今回は、この調査結果からITエンジニアに有用な資格って何か?というのを考察していきたいと思います。
正社員・契約社員・フリーランスでもITエンジニアであれば、全員に共通することなので、是非気になる方は読み進めてください。

こんな方は読んでみよう!
 IT系のフリーランス及び正社員エンジニア
 IT資格の取得を検討している
 クラウドに興味がある


稼げるIT資格の順位結果

多くはクラウドとサイバーセキュリティ分野ですが、特にクラウドコンピューティング系の資格は15資格のうち3分の1を占めている為、今IT業界ではいかにクラウド人材の需要が高いかが見て取れるでしょう。
特にGCPは頭一つ抜けた平均給与となっており、それだけ人材も少ないということなのでしょう。

順位資格名平均給与 
1Google Cloud認定資格 – Professional Cloud Architect175,761ドル
2AWS認定ソリューションアーキテクト アソシエイト149,446ドル
3公認情報セキュリティマネージャー(CISM)148,622ドル
4Certified in Risk and Information Systems Control(CRISC)146,480ドル
5公認情報システム監査人(CISA)132,278ドル
6Certified Kubernetes Administrator (CKA)130,327ドル
7プロジェクトマネジメント・プロフェッショナル(PMP)123,000ドル
8Certified Information Systems Security Professional(CISSP)120,552ドル
9Citrix Certified Professional – Virtualization(CCP-V)111,979ドル
10CCNP Routing and Switching106,071ドル
11Microsoft Certified: Azure Administrator Associate106,030ドル
12VMware Certified Professional 6 –Data Center Virtualization102,000ドル
13Microsoft Certified: Azure Fundamentals101,730ドル
14ITILファウンデーション88,420ドル
15AWS認定クラウドプラクティショナー85,8666ドル

日本でも価値のあるIT資格とは、どれをとるべき?

極論申し上げれば、どのIT資格でも十分に価値ありなのですが、そうしてしまうと話が終わってしまうので、フリーランスや転職において、“特に需要が高いIT資格”とは何か、個人的な見解になりますが述べさせていただきます。

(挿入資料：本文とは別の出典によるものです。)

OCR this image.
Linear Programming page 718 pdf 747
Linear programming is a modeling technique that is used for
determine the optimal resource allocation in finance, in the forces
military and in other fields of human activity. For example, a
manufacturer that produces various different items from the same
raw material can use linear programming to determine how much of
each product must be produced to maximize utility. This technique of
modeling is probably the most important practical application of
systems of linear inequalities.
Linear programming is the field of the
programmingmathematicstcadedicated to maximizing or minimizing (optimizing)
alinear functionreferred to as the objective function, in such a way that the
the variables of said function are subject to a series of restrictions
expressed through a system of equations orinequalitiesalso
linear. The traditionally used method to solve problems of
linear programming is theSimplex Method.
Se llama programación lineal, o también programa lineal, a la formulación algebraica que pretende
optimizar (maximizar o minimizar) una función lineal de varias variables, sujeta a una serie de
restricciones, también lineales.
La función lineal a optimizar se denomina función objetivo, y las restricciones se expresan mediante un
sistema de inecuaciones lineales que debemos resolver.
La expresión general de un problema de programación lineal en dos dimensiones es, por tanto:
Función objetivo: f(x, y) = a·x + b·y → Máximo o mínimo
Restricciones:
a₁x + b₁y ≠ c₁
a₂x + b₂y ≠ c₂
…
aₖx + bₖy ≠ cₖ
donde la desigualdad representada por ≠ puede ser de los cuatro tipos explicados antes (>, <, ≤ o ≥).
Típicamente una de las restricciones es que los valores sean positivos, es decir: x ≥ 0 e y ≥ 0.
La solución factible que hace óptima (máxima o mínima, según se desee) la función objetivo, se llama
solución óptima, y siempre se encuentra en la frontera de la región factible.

第1位 AWS認定ソリューションアーキテクト アソシエイト

やはり筆頭はAWS系の資格でしょう。まず前提として、クラウド市場は今後数年もこのまま伸びていくと考えられます。国内規模では、約5兆円規模まで伸びていくことが想定されていますが、特に大手クラウド3社(Amazon、Google、Microsoft)がその大半を占めています。

AWSはGCP・Azureに比べ、サービス種類が豊富であることから、いつでも即座に柔軟に対応できるという大きなメリットがあります。そのため、2021年時点では国内だけでなく全世界でシェアNo1です。非常に需要が高いので、取得するとITエンジニアとしての価値が上がると言っても大げさではないでしょう。

第2位 Microsoft Certified: Azure Fundamentals

AzureはMicrosoft社が提供する既存サービスとの連携・移行がスムーズであることから、既に導入している企業にとっては利用しやすいという利点があります。また、金融・航空・電力業界に強みがあり、「国内パブリッククラウド市場において、リーディングシェア取得を目指す」と公言していることから、取得に向け努力に値するIT資格といえると思います。IT人材業界でも「Azureの需要が増えた」と認知されているのではないでしょうか。

第3位 Google Cloud認定資格 – Professional Cloud Architect

正直、AWS・Azureとの比較で非常に迷いましたが、第3位としました。GCPはデータ分析や機械学習系の最先端技術です。その為、AI・機械学習の需要と共に確実にGCPの価値も上がっていくということが考えられます。

ただし、日本語情報が少なく、対応できる範囲がAWSに比べ限定的であることからそもそも導入する企業もやや少なくなります。単純に「年収を上げる」といった目的であれば有利だと思いますが、AWS・Azureに比べ一般的ではないという点から第3位としました。

AI業界動向にはこちらの記事があるので、合わせてご確認下さい。

セキュリティ系の資格はクラウド系よりも劣る?

もちろん、そんなことはありません。私が順位に入れなかったIT資格も充分に価値があり転職やフリーランスに有利であることは間違いないでしょう。ただ、クラウド業界に比べるとやや市場規模が小さく、セキュリティエンジニアよりもクラウドエンジニアの方が、企業需要が高い為、順位外としました。PMPはマネジメント系の資格なので、少々毛色が違うのですが、今後高年収を目指すITコンサルタントにとっては取っておきたい資格といっても良いと思います。詳しくはこちらの記事をご覧ください。

まとめ

クラウド業界は今後数年安泰といえるので今のうちの取得をお勧めします。またコロナによりリモートが増えたことからセキュリティ分野にも追い風がきています。
IT資格はIT業界動向によって、価値が変動するので、タイムリーに取得していくことが大切です。折角頑張るなら趣向や将来のキャリアに向けて、よく考えたうえで取得に努めましょう。

それでは、読者の皆様がよりハイスキルなITエンジニアになれることを願っております!